Bosch was able to track down Joseph Weismann, one of the only two children who survived that day out of more than 4,000 who were rounded up, in some cases turning one of his one-sentence recollections into whole characters and scenes.
She scoured the archives at the Shoah Memorial in Paris, searching the Internet, tracking down an out-of-print book that was published in the 1950s, a faithful account of the few days before the roundup, plus letters home from nurses and doctors who watched the ordeal unfold.
"All that information was really scattered and it was scarce," she says, adding: "When people aren’t ready to hear something, no matter what books have been published or what testimonies exist or are available, they don’t care. And I think that is where cinema is so powerful. It gives life back into facts so much so that people can relate to it. We cannot go as deep as a book but sometimes when the audience connects to a film it does a lot more than a book can do."
And yet it was a line from a letter written by a young girl and thrown out a train window that haunted her for three years during the research period.
"It said, ‘Daddy, we are in the train and very happy you’re not with us. We wanted to say hello but hello forever and thanks for everything,’" she recalls. "That child who is probably 10 knows that she is going to die and she cannot say goodbye or so long; she wants to say it but she doesn’t want to hurt him. For three years I was destroyed by that sentence."

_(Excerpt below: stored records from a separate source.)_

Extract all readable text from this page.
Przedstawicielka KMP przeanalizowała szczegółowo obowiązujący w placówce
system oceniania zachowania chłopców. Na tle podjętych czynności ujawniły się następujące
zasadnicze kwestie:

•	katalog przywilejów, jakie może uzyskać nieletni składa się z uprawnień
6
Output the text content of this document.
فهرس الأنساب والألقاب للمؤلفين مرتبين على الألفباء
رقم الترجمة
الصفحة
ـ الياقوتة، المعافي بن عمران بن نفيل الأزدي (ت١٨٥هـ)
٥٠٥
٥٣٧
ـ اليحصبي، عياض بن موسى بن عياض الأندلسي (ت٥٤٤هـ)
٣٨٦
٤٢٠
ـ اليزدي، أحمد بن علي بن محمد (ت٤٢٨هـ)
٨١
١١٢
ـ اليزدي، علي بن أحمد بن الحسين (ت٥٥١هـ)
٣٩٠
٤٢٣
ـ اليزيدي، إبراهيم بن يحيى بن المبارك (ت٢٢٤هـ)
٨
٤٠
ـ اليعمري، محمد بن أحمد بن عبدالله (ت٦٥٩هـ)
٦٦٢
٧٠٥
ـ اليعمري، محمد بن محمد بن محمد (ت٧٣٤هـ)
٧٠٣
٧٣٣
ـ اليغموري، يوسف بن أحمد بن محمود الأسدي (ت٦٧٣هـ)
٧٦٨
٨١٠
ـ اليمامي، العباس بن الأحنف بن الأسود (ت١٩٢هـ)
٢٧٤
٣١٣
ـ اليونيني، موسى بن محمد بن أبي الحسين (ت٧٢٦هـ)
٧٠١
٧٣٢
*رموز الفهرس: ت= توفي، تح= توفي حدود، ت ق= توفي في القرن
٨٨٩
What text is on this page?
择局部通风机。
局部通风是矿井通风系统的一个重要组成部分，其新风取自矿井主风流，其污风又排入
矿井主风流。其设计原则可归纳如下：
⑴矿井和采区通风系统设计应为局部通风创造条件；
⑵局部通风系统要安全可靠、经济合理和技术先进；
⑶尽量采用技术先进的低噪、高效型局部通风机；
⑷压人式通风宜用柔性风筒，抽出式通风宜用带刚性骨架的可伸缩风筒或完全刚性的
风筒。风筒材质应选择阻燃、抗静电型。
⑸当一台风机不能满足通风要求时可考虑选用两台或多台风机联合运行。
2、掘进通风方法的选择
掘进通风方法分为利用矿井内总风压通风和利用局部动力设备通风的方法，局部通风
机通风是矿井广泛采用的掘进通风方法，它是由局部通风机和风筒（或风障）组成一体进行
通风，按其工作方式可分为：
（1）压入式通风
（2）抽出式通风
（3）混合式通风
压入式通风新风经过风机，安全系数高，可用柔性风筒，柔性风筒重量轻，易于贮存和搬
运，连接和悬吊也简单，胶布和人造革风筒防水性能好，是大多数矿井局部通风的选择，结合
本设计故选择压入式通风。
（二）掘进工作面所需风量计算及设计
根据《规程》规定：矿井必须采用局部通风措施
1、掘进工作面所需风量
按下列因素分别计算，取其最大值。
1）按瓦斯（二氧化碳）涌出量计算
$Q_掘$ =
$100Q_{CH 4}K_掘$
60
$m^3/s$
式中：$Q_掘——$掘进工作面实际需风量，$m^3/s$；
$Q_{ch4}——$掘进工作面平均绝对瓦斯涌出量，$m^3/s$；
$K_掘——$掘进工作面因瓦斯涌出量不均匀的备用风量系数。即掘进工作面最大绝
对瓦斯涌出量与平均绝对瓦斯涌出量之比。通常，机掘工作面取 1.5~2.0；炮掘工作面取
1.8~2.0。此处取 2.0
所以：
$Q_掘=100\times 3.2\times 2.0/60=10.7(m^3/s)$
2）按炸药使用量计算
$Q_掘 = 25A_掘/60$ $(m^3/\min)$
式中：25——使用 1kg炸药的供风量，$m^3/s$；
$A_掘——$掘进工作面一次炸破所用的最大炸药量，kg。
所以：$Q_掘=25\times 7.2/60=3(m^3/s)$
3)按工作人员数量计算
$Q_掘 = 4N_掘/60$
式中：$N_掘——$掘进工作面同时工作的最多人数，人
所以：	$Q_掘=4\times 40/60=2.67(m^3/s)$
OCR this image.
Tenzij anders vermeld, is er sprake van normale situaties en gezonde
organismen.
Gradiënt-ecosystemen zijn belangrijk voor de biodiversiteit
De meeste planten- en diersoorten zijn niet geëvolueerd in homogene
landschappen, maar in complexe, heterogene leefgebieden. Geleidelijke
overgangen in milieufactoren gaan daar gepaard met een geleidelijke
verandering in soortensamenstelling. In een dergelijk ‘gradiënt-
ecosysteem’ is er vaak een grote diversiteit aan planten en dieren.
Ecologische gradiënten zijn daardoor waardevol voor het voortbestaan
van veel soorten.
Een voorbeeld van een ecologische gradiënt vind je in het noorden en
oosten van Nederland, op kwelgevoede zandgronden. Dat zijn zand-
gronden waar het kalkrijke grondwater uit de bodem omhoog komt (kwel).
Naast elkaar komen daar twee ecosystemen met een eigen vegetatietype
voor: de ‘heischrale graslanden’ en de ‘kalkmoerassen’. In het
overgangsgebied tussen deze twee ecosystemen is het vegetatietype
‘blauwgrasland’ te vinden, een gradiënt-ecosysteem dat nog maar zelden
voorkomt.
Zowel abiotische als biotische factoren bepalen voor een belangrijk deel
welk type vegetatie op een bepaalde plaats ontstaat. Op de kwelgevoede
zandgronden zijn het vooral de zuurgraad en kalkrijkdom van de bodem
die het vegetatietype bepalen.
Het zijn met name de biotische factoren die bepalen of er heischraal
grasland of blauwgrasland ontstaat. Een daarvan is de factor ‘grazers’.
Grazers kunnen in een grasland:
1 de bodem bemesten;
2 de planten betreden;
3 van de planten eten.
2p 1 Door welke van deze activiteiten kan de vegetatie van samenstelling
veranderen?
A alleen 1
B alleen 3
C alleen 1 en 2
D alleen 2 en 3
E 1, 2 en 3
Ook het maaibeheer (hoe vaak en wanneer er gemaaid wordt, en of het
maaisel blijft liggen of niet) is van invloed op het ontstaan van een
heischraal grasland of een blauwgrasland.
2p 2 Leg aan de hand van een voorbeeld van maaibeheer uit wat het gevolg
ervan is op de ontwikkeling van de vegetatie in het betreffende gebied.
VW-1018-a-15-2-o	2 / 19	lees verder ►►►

Bosch admits that her quest to find out everything she could turned obsessional before her husband made her stop researching and start writing the script. "You want to know everything but of course it’s completely illusory, you can’t," she says.
By the time she finally sat down to write, she had a 600-page synopsis on her computer. "Anything worth telling was in there, it was like the matrix," she says. She says her journalism training came in handy when she set herself an artificial five-week deadline to produce the screenplay, sending her husband and kids on vacation, locking herself in her study from morning to night.
"I didn’t even need to go back to my notes," she says of the writing process. "After three years in fact, the more you know about your subject, the quicker you get to the end of the screenplay."
Since La Rafle came out in Paris in 2010, then on DVD and was broadcast on French television, it has been seen by some 7 million viewers in France, a country of 65 million people. A recent study nevertheless revealed that 42% of the population still has no idea that the roundup happened.
So why does it so often seem to take a movie to make people care about important real-life events?
"I really believe that images are more powerful than words," Bosch says. "You need to write about facts to understand what happened. But if you want to feel what it was like, you never can get the shock you are going to get with the equivalent image."